Thorough research relies on primary, secondary and tertiary sources. Primary sources help the researcher to glance at the phenomenon through records created by or through consultation with people most closely affected by or creators/agents of the studied phenomenon (event, occurrence, or person). Secondary sources include other researchers' work that engage with the same subjects. Secondary sources or scholarly works form a conversation in which the researcher wishes to participate. Tertiary sources---in this libguide referred to as background information---include encyclopedias, lexicons,, and other works, which help the researcher orientate themselves in factual information, or information that can be treated as factual, such as definitions.
Despite the clear distinctions between the types of sources, it is the researcher's prerogative to decide how they treat a source: historiographical studies, which aim to explore the transformation of how scholars approach a topic, for example, can treat scholarly works as primary sources.
For more information about primary and secondary sources, please visit the library's Primary Sources Research Guide.
Harvard’s Islamic Heritage Project (IHP) is a digital collection containing more than 156,000 pages of primary source materials dating from the 10th to the 20th centuries CE. IHP includes over 280 Islamic manuscripts, more than 50 maps, and more than 275 printed texts from Harvard’s renowned library and museum collections.
TIMEA provides online access to texts, maps, and images documenting travel to the Middle East (primarily Egypt) between the nineteenth and early twentieth centuries. These materials range from travel guides, travel narratives, and museum catalogs to stereocards, advertisements, and postcards.To facilitate access and analysis, the texts are fully searchable, and the images are richly described.
The Cairo Genizah is a collection of documents accumulated in the course of centuries as community members of the Ben Ezra Synagogue in Fustat today's Cairo's suburb, disposed their records into the genizah, disposal container kept for documents that contain the name of the divine, housed in the synagogue building. The Friedberg Genizah Project (FGP) presents a real revolution in the study and research of the field of Cairo Genizah and Jewish Studies in general. Its main task is to computerize the entire corpus of Genizah manuscripts and Genizah-related materials: images, identifications, catalogs, metadata, transcriptions, translations and bibliographical references. In the course of this project a full digitization of the entire Genizah collections has been done, together with a huge database which is accessible to every scholar and student. The project also introduces new designated tools for Genizah research which are based on advanced technologies of image processing.

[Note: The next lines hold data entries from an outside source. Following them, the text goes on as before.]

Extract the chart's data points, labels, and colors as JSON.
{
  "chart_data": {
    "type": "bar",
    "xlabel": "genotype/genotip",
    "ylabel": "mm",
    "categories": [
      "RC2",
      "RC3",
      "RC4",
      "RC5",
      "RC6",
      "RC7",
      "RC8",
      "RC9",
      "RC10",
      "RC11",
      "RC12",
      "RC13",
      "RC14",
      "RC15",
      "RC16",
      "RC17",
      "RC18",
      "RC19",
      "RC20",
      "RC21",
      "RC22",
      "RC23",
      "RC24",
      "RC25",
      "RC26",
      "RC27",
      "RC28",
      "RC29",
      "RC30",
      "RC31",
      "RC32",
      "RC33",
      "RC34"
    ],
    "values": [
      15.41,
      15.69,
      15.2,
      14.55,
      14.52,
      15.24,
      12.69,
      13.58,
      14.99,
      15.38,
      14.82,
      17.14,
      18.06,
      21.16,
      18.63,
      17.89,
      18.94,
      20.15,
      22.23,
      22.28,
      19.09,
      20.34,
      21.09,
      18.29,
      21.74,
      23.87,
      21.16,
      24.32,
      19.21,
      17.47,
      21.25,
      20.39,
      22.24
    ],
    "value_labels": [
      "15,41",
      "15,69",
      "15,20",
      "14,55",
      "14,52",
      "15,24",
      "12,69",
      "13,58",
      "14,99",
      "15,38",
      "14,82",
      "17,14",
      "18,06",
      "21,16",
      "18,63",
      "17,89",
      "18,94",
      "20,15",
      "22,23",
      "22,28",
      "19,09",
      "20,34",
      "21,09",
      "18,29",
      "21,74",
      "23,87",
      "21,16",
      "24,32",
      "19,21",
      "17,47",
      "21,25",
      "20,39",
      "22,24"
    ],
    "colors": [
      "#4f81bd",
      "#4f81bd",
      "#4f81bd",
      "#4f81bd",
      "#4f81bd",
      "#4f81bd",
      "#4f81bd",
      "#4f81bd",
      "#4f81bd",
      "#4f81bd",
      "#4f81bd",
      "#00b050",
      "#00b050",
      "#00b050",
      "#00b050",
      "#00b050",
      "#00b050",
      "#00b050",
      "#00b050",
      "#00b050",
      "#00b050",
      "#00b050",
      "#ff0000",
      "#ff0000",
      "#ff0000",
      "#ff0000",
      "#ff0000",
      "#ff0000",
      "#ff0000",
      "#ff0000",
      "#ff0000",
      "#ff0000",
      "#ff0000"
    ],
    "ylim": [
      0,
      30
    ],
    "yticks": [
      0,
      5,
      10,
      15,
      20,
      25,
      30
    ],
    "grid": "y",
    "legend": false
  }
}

The Site was developed by Genazim Digital, headed by Professor Yaacov Choueka. Currently it is supported by the Association for the Study of Jewish Manuscripts.
To use this site, one must register first.
Two collections form the Cambridge University Genizah holdings: the Taylor-Schechter Cairo Genizah Collection and the Jacques Mosseri Genizah Collection. In 1896–97 the Cambridge scholar, Dr Solomon Schechter, with financial help from the Master of St John’s College, Charles Taylor, arrived to examined the Ben Ezra Synagogue's genizah. He received permission from the Jewish community of Egypt to take away what he liked (explaining later, ‘I liked all’), and he brought 193,000 manuscripts back to Cambridge, where they form the Taylor-Schechter Cairo Genizah Collection.
At least from the early 11th century, the Jews of Fusṭāṭ, one of the most important and richest Jewish communities of the Mediterranean world, reverently placed their old texts in the Genizah. Remarkably, however, they placed not only the expected religious works, such as Bibles, prayer books and compendia of Jewish law, but also what we would regard as secular works and everyday documents: shopping lists, marriage contracts, divorce deeds, pages from Arabic fables, works of Sufi and Shi'ite philosophy, medical books, magical amulets, business letters and accounts, and hundreds of letters: examples of practically every kind of written text produced by the Jewish communities of the Near East can now be found in the Genizah Collection, and it presents an unparalleled insight into the medieval Jewish world.
Jacques Mosseri , the Cairene businessman assembled the collection name after him. He died prematurely in 1934 and subsequently, his family left Egypt. The collection he amassed was intended to remain in Egypt as part of the Egyptian Jewish community's cultural heritage, however, it became accessible for scholars only in 1970s, when Israel's Jewish National and University Library microfilmed it. The collection of 7000 fragments arrived in Cambridge in 2006for a twenty year-loan.
At the moment, over 30,000 manuscripts from across the Taylor-Schechter, CUL Or. and Jacques Mosseri Collections are available online. More manuscripts are being added on a regular basis.
This digital library includes manuscripts, their transcriptions, and reference S. H. Goitein's research relevant to the individual item. In addition, it offers numerous resources that help learn how to read the Judeo-Arabic texts and acquire additional skills necessary to work with these resources.
The Digital Library of the Middle East (DLME) offers free and open access to the rich cultural legacy of the Middle East and North Africa by bringing together collections from a wide range of cultural heritage institutions. Developed by an engineering team from CLIR and Stanford Libraries, the platform federates and makes accessible data about collections from around the world.